TALLINN - The largest banks and retailers in Estonia have prepared a major advertisement blitz to save a once promising mobile phone-facilitated payment system from certain extinction.
Formally launched in November 2002, the system has grown to encompass over 1,000 businesses with some 1,500 sales points around the country - including cafes, bars, bus stations, taxis - yet its popularity remains dismally low.
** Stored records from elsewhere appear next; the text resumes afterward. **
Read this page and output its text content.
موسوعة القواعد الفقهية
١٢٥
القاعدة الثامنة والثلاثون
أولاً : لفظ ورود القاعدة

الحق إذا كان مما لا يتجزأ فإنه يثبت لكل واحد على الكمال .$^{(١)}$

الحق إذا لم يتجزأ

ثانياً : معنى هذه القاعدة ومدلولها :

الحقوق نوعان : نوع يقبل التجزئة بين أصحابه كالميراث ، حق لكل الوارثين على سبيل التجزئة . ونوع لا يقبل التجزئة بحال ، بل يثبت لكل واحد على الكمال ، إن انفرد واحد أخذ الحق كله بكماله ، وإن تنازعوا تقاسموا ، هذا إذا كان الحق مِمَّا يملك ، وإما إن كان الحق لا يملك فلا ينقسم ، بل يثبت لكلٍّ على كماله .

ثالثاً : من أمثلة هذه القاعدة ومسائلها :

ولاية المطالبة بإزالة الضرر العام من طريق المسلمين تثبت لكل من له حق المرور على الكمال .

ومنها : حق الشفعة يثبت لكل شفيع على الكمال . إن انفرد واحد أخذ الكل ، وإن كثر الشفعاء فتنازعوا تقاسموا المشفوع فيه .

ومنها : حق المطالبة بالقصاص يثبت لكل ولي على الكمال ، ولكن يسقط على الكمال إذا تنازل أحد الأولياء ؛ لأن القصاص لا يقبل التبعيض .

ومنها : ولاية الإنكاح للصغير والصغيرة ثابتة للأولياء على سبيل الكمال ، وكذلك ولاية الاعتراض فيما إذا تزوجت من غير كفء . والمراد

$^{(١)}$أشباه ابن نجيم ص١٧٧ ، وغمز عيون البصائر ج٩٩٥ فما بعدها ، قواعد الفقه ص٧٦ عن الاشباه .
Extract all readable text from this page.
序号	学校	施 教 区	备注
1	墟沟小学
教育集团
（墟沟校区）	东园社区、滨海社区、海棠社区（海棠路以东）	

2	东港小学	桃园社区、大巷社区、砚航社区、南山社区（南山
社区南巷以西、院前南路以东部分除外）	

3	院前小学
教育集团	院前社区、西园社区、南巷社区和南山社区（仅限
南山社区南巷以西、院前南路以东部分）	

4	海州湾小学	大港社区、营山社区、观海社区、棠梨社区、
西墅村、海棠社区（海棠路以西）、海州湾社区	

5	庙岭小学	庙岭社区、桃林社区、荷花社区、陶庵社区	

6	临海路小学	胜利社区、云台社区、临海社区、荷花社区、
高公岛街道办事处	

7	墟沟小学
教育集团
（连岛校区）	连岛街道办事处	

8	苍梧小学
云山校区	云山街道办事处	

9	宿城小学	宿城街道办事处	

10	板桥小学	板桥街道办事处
According to Hansapank and Uhispank, the two banks facilitating mobile-phone payments, monthly turnover through the system is a paltry 4,000 euros.
"Zero," said a shop assistant at the Almondi drugstore in downtown Tallinn when asked how to rate the popularity of the mobile phone payment option.
"We've had it since August 2002 - from the test period on - and so far the only person who has used it was the Uhispank employee who came to test it after installation," said the shop assistant.
"People do not use it although we have the signs in the salesroom," she added.
From its inception the service was developed for the sake of small purchases, such as for buying pastries and flowers or paying for a taxi or the tab at a pub. The daily limit, after all, was set at, and still is, 200 euros.
However, even in places with younger and more tech-savvy clientele the mobile-phone payment option does not seem to be pop.
"We've had it since last November, and during my working hours nobody has used it," said a shop assistant from CD 100 music store.
Mobile-phone payments are easy to carry out, requiring the customer and retailer to confirm the transaction by dialing several numbers and waiting for confirmation.
By contrast, the "old fashioned" card payment option is still widely advertised on TV and in the salesrooms. All Estonians seem to remember the famous hedgehog from the TV commercial holding a bankcard and saying "Pay by card!"
Banks supply stores with countertop pads bearing the same slogan, and the small orange sticker that reads "You can pay via mobile phone here" remains unnoticed.
According to the e-service division of Eesti Uhispank, this year the two banks will introduce transactions between private individuals via mobile phone, which is expected to increase the popularity of buying things via mobile. In the future, payments for communal services and other options might also become available.